SAUP: Situation Awareness Uncertainty Propagation on LLM Agent

TL;DR

This work tackles the challenge of uncertainty estimation in multi-step LLM-based agents, where traditional single-step metrics fail to capture cumulative errors and environment interactions. It introduces SAUP, a framework that propagates uncertainty across each reasoning step and combines them using situation-aware weights, formalized with $U_{agent} = \sqrt{\frac{1}{N} \sum_{i=1}^{N} (W_i U_i)^2}$ and grounded in RMS aggregation. SAUP leverages one-step estimators as a backbone and enhances them with surrogates (notably SAUP-HMMD, a CHMM-based approach) to infer the agent’s situational context via distances derived from RoBERTa and Baum-Welch training. Empirical results on HotpotQA, StrategyQA, and MMLU show SAUP achieving higher AUROC than prior methods, with gains up to 20%, demonstrating improved reliability for complex, high-stakes, multi-step decision-making in LLM-driven agents.

Abstract

Large language models (LLMs) integrated into multistep agent systems enable complex decision-making processes across various applications. However, their outputs often lack reliability, making uncertainty estimation crucial. Existing uncertainty estimation methods primarily focus on final-step outputs, which fail to account for cumulative uncertainty over the multistep decision-making process and the dynamic interactions between agents and their environments. To address these limitations, we propose SAUP (Situation Awareness Uncertainty Propagation), a novel framework that propagates uncertainty through each step of an LLM-based agent's reasoning process. SAUP incorporates situational awareness by assigning situational weights to each step's uncertainty during the propagation. Our method, compatible with various one-step uncertainty estimation techniques, provides a comprehensive and accurate uncertainty measure. Extensive experiments on benchmark datasets demonstrate that SAUP significantly outperforms existing state-of-the-art methods, achieving up to 20% improvement in AUROC.

Figures (4)

• Figure 1: The overall uncertainty of an agent based on large language models (LLMs) can arise from two primary sources: a) Uncertainty Across All Steps: Encompassing both intermediate and final steps; and b) The Agent's Situational Context: Including the quality of its interaction with the environment and deviations from the optimal logical path.

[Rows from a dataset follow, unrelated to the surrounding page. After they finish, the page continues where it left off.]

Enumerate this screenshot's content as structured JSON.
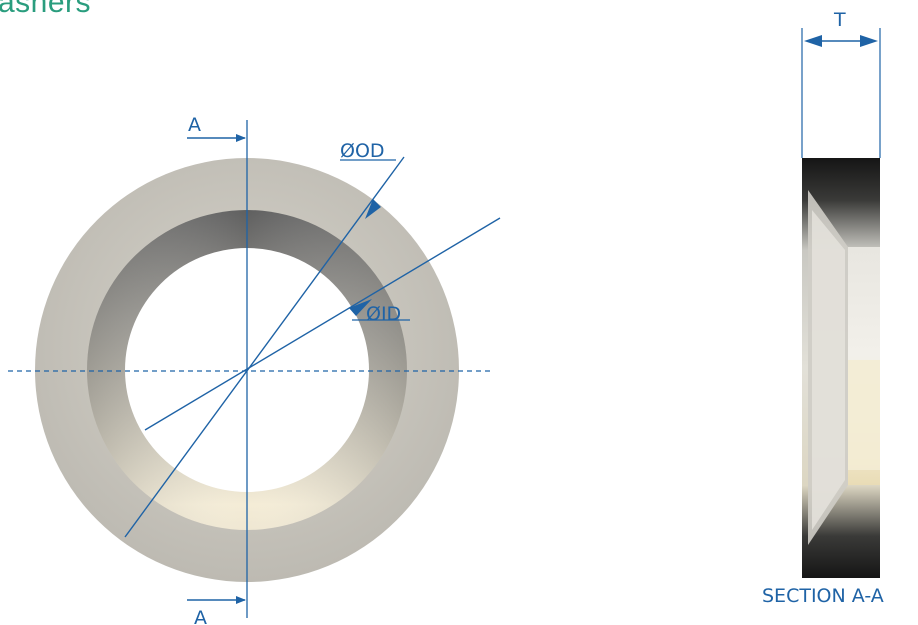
{
  "title": "ashers",
  "labels": {
    "section_marker_top": "A",
    "section_marker_bottom": "A",
    "outer_diameter": "ØOD",
    "inner_diameter": "ØID",
    "thickness": "T",
    "section_caption": "SECTION A-A"
  },
  "colors": {
    "dimension_line": "#1f63a6",
    "title_text": "#2a9d7e",
    "washer_face": "#c6c3bb",
    "bore_shadow": "#6b6b6b",
    "section_dark": "#1e1e1e"
  }
}
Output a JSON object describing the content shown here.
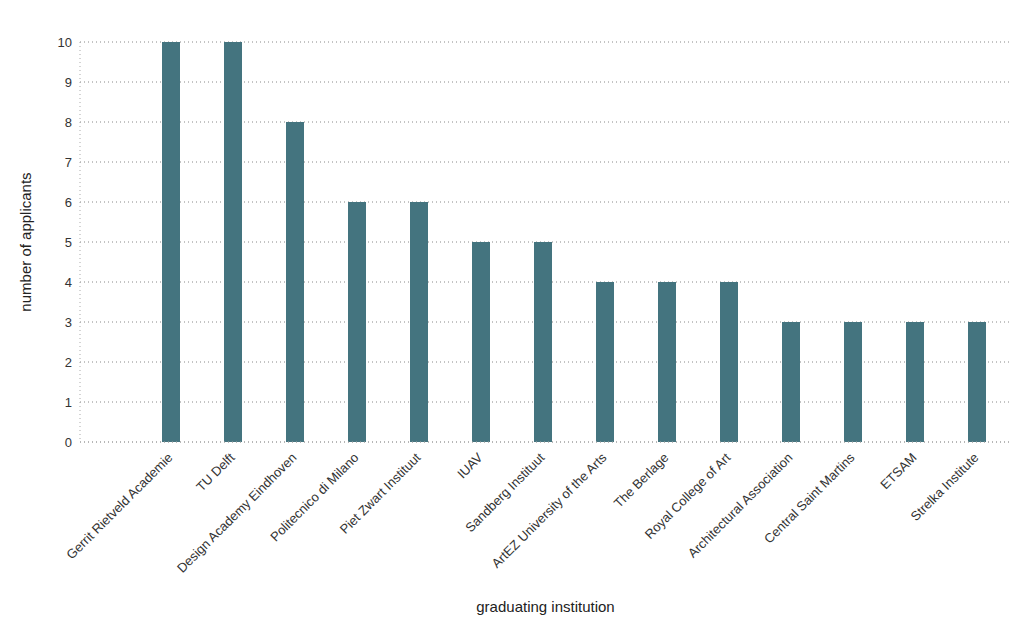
{
  "chart_data": {
    "type": "bar",
    "x_label": "graduating institution",
    "y_label": "number of applicants",
    "categories": [
      "Gerrit Rietveld Academie",
      "TU Delft",
      "Design Academy Eindhoven",
      "Politecnico di Milano",
      "Piet Zwart Instituut",
      "IUAV",
      "Sandberg Instituut",
      "ArtEZ University of the Arts",
      "The Berlage",
      "Royal College of Art",
      "Architectural Association",
      "Central Saint Martins",
      "ETSAM",
      "Strelka Institute"
    ],
    "values": [
      10,
      10,
      8,
      6,
      6,
      5,
      5,
      4,
      4,
      4,
      3,
      3,
      3,
      3
    ],
    "color": "#44747f",
    "ylim": [
      0,
      10
    ],
    "yticks": [
      0,
      1,
      2,
      3,
      4,
      5,
      6,
      7,
      8,
      9,
      10
    ],
    "grid": true
  }
}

In this example: A user installs security cameras and captures footage of a neighbor entering her garage without permission. She asks an LLM-based agent whether this footage can be used in court. The agent first searches for information on surveillance laws, identifying a definition related to intelligence and crime prevention. It then concludes that the footage qualifies as evidence, based on this research. However, the agent overlooks critical legal factors such as privacy laws and rules on admissibility of evidence, leading to an incorrect conclusion.
• Figure 2: Overview of our proposed SAUP, which is illustrated in three parts. Left depicts the general pipeline of LLM-based multi-step agents interacting with their environment. This process typically involves three behaviors: thinking, action, and observation. The $D_a$ represents the distance between the question and the combination of thinking, action, and observation, whereas $D_o$ denotes the distance between the observation and the thinking/action. Bottom Right illustrates the agent's situational weight estimation. Here, we employ a Hidden Markov Model (HMM) to estimate the situational weight based on the distances $D_a$ and $D_o$. Top Right shows the process of weighted uncertainty propagation, where we aggregate the one-step uncertainty and the corresponding situational weight to derive the agent's overall uncertainty.
• Figure 3: The Performance Comparison of Learned-based Surrogates with Various S2S Backbone Models
• Figure 4: Visualization analysis of SAUP on the StrategyQA dataset. Detailed explanations of this figure are provided in the Q3 of Section \ref{['sec: Dissection']}.